Sentivo lo scricchiolio di ogni singolo sassolino sotto le mie scarpe. Vedevo gli alberi che si spostavano lievemente mossi da un leggero venticello. L’emozione che palpitava decisa dentro di me. Scorgevo in lontananza il trenino che si avvicinava piano piano alla stazione di Labaro. Solitamente non sono così poetica (anzi) e non mi accorgo assolutamente di niente di quello che succede attorno a me, però stavo per oltrepassare la porta verde della sede della Slim Dogs e quindi dovevo registrare minuziosamente tutto quello che stava succedendo per imprimermi tutto più che bene nella memoria. Quando mai mi sarebbe ricapitato? Stavo per suonare al campanello ed ero elettrizzata, piena di aspettative per due giornate che non solo mi avrebbero portata a toccare con mano una realtà che da tempo seguivo su Youtube, ma anche ad imparare le basi del videomaking, da sempre una mia passione, con niente di meno che Matteo Bruno.

 

 

“Piacere, Matteo!” 

Una normalissima frase di presentazione dà il via alla due giornate di workshop. Innumerevoli i consigli teorici e pratici che sono stati forniti. Il tutto da parte di un giovane professionista che si pone esattamente come lo vediamo noi nei suoi video: gentile, super simpatico e con una passione infinita per il suo lavoro. Voglio condividere con voi i trick che mi hanno colpita di più.

L’ARMADIO 

L’audio è uno dei tanti aspetti fondamentali di un video e se stiamo creando un contenuto con un parlato, una traccia gracchiante e poco nitida ne potrebbe compromettere il risultato finale. In mancanza di una stanza trattata acusticamente una soluzione per tutti è di usare… l’armadio dei vestiti. Esso, infatti, assorbe le riflessioni della stanza e migliora notevolmente il suono!

REGIA E CAMPO DA CALCIO

Se pensiamo ad un campo da calcio, si può riprendere la partita in corso inquadrando la squadra A che attacca verso destra e la squadra B che attacca verso sinistra. Se scavalchiamo il campo visivo vedremo tutto al contrario: la squadra B che attacca verso destra e la squadra A verso sinistra. Il campo è ciò che appare nell’inquadratura. Quando si decide di cambiare inquadratura, ossia di scavalcare il campo, lo si deve realizzare senza disorientare lo spettatore e mantenendo, di conseguenza la continuità visiva. Ovviamente ci sono situazioni in cui il campo è volutamente scavalcato per creare una destabilizzazione a livello narrativo.

WATCHTOWER OF TURKEY

Di video belli ne esistono davvero tanti, ma questo è di più. Realizzato dal videomaker Leonardo Dalessandri, che è stato poi contattato dalla Apple per la realizzazione dello spot del nuovo iPad Pro del 2017.
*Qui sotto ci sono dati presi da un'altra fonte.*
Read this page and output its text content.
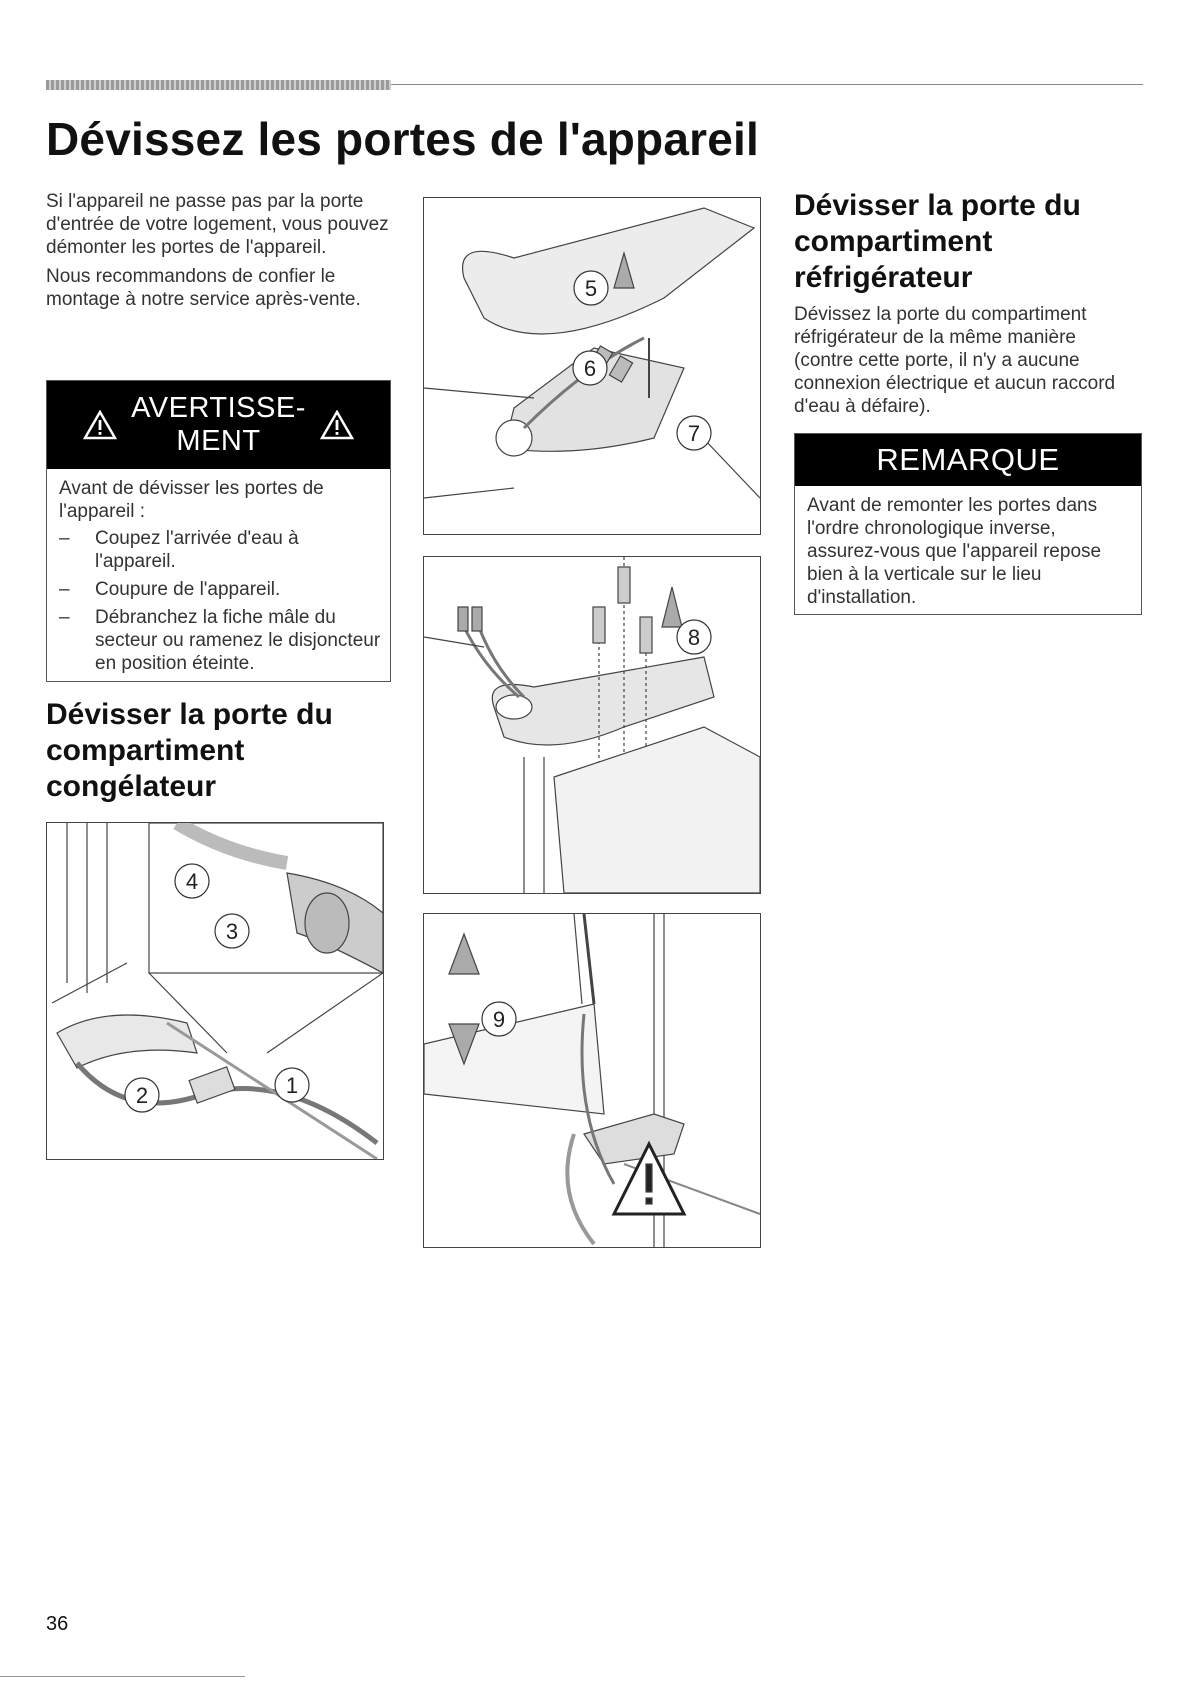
Dévissez les portes de l'appareil

Si l'appareil ne passe pas par la porte d'entrée de votre logement, vous pouvez démonter les portes de l'appareil.

Nous recommandons de confier le montage à notre service après-vente.

AVERTISSE-
MENT
Avant de dévisser les portes de l'appareil :
– Coupez l'arrivée d'eau à l'appareil.
– Coupure de l'appareil.
– Débranchez la fiche mâle du secteur ou ramenez le disjoncteur en position éteinte.
Dévisser la porte du compartiment congélateur
4
3
2	1
5
6
7
8
9
Dévisser la porte du compartiment réfrigérateur

Dévissez la porte du compartiment réfrigérateur de la même manière (contre cette porte, il n'y a aucune connexion électrique et aucun raccord d'eau à défaire).

REMARQUE
Avant de remonter les portes dans l'ordre chronologique inverse, assurez-vous que l'appareil repose bien à la verticale sur le lieu d'installation.
36
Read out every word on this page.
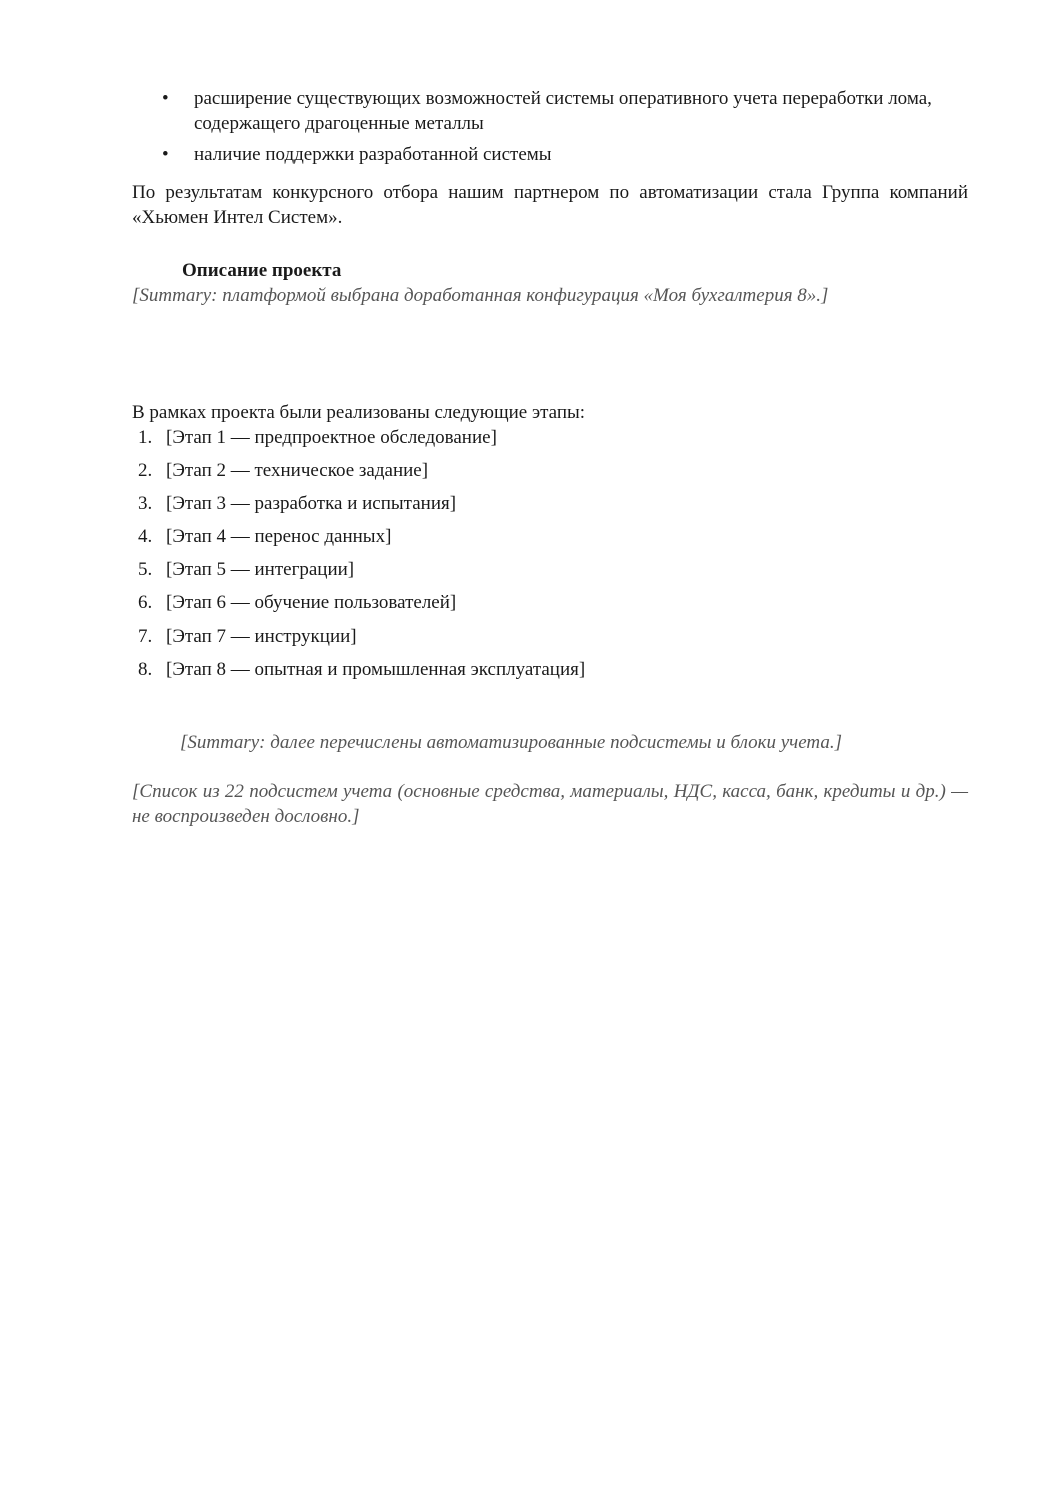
• расширение существующих возможностей системы оперативного учета переработки лома, содержащего драгоценные металлы
• наличие поддержки разработанной системы

По результатам конкурсного отбора нашим партнером по автоматизации стала Группа компаний «Хьюмен Интел Систем».

Описание проекта

[Summary: платформой выбрана доработанная конфигурация «Моя бухгалтерия 8».]

В рамках проекта были реализованы следующие этапы:

1. [Этап 1 — предпроектное обследование]
2. [Этап 2 — техническое задание]
3. [Этап 3 — разработка и испытания]
4. [Этап 4 — перенос данных]
5. [Этап 5 — интеграции]
6. [Этап 6 — обучение пользователей]
7. [Этап 7 — инструкции]
8. [Этап 8 — опытная и промышленная эксплуатация]

[Summary: далее перечислены автоматизированные подсистемы и блоки учета.]

[Список из 22 подсистем учета (основные средства, материалы, НДС, касса, банк, кредиты и др.) — не воспроизведен дословно.]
Dopo averlo visto non viene anche a voi una voglia matta di mettervi a girare cose?

DIPINGERE CON LA LUCE

Creare un contenuto con la tecnica del light painting è più semplice di quanto sembri: basta sfruttare un’esposizione lunga o lunghissima. Posizionando la macchina fotografica su un cavalletto, mentre l’otturatore rimane aperto basterà muoverci davanti le fonti di luci che intendiamo usare. Tutto quello che il sensore della fotocamera cattura viene registrato nella foto finale. Quindi, tecnicamente: ISO al minimo, modo manuale, apertura non elevata, scatto ritardo e fantasia!

Ne approfitto per ringraziare Matteo e soprattutto tutti i miei fantastici amici che hanno deciso di farmi perdere anni di vita con questa pazza sorpresa!